First let me say that I am amazed by Rancher and really appreciate all the work that you are doing with your products. That being said I kind of can’t believe that Rancher is Free and I am wondering if your plans are for it to remain that way?
Docker technology has taken off and I have jumped on board - primarily using Rancher as my go to “tool set”.
Unfortunately I have been burned a few times in the past by learning and becoming well versed in a technology product such as Rancher, when it is free, only for it to become a pay product later at a cost that is just to high for it to remain a viable option for me to use anymore.
I have been reading as much as I can about Rancher - trying it out - testing new things and an becoming very familiar with it and how it works. I really, really love the product and hope to be able to continue to use it in the future.

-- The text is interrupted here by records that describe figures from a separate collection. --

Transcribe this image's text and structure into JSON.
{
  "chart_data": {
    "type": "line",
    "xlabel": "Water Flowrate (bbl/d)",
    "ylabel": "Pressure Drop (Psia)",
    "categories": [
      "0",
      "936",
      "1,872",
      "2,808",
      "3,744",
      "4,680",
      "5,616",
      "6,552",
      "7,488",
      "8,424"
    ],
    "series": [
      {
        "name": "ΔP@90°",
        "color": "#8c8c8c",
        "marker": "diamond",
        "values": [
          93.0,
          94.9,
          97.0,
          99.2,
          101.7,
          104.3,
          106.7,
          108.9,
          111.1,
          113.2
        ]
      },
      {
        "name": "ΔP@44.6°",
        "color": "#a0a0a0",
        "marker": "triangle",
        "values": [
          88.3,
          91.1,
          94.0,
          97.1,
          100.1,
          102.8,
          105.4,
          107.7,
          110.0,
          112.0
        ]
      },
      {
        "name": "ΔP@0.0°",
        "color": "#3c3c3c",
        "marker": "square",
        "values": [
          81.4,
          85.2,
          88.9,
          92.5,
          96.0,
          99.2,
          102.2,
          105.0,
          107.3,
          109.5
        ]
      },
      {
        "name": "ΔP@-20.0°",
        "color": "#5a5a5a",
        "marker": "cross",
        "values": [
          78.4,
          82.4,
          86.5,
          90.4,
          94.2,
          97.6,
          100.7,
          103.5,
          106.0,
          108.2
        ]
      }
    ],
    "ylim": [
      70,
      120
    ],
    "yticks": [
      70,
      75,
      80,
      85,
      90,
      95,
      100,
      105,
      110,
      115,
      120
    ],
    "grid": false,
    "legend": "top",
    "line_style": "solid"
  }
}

Thanks for the question. Rancher will always be open source and free software. As a company, Rancher Labs will provide a supported version of the software for sale, but users will always be welcome to use the open version of Rancher under its Apache license for free.
That is so great to hear!
I am really a huge fan of Rancher I have been mentioning it to everyone that I talk to about Docker stuff.
Really excited that Rancher will always be free and Open Source as well - it is such a great product!
Pricing is based on the number of vCPUs under management in a Rancher deployment, and whether business hour, or 24x7 support is required. If you need more specifics, don’t hesitate to email us at info@rancher.com for a support quote.
Not sure exactly what you mean so I’ll split this in to 2 parts:
We welcome pull-requests from the community; For anything significant it would probably be best for both sides if you discuss beforehand on GitHub, so that you know we’re interested in merging a particular change and the approach we think it should take.
In general we’re moving towards doing as much as possible as an external (to Rancher) services that consume metadata rather than actually changing the core orchestration (Cattle). This is for example how the Route53 and other DNS providers work. So what you want to do might not even involve us, or it could go into the rancher-catalog or community-catalog.
For customers, we potentially prioritize features or do custom development, or work you to use Rancher to accomplish something else. For example using Rancher to deploy a HA installation of your on-premise software for your customers. For that kind of thing you need to talk to the business guys though (@smw355), I just build stuff .
@vincent regarding service in Rancher I totally agree. I we like the concept of stacks which consume meta data but ALSO plugin somehow in Rancher (at least from a UI and API perspective) in Example you integrate a kubernetes “distribution” as stack in rancher and in turn in the UI the Kubernetes stuff appears.
Thats what I mean with build / Integrate functions in rancher. Can you give me a hint how such a stack is build which not only is managed by rancher but also integrates with the rancher platform like convoy and kubernetes.
@smw355 regarding that we can have a talk. we are focussing on the orchestration of more network centric application like Services providing network functions for I.e. VPN termination, GRE tunneling etc. in this area rancher may needs to manage another network model then “just” IPSec over the top. I.e. L3 VPN over a MPLS core.
The Apache license covers your legal rights to use all the published code (and obligations if you modify it).
I’m a software engineer and not a lawyer, but there exists no such construct as you’re asking for in the legal system and any statement would be unenforceable if a company wanted to change it. So you’re just going to have to trust people.
@smw355 is one of the cofounders of the company. The leadership team has a history of making the open-source business model work ( most recently CloudStack/cloud.com). And much of the technical team joined here specifically because of it, myself included.
I guess practically that means whether @smw355 or anybody else in charge decides to close the source code at any point in time the Community would be able to take the last version that has been published Open Source and continue developing a fork (using a different name I assume), is that so?
Yes; to be clear, what I said applies to any open-source project…
The owner can change the license for the source or stop publishing it altogether, but they cannot retroactively change it. So anyone that has a copy of the source under its old license is free to do what they wish with it (that the old license permits). As you said typically the name of the project is protected by trademark so the fork often has a different name.
hm, there might different scenarios whether one person or single entity has the say vs something like a foundation with a group of persons/entities owning the copyright
@Jialiang_Song No; customers run rancher/server:stable. Any custom work we do for individual customers becomes part of the OSS code (when possible) or is packaged as a separate standalone private catalog template.
Just to add to Vince’s comment, while this is definitely today, in the future, Rancher Labs may release some additional products or features that are not free and open source.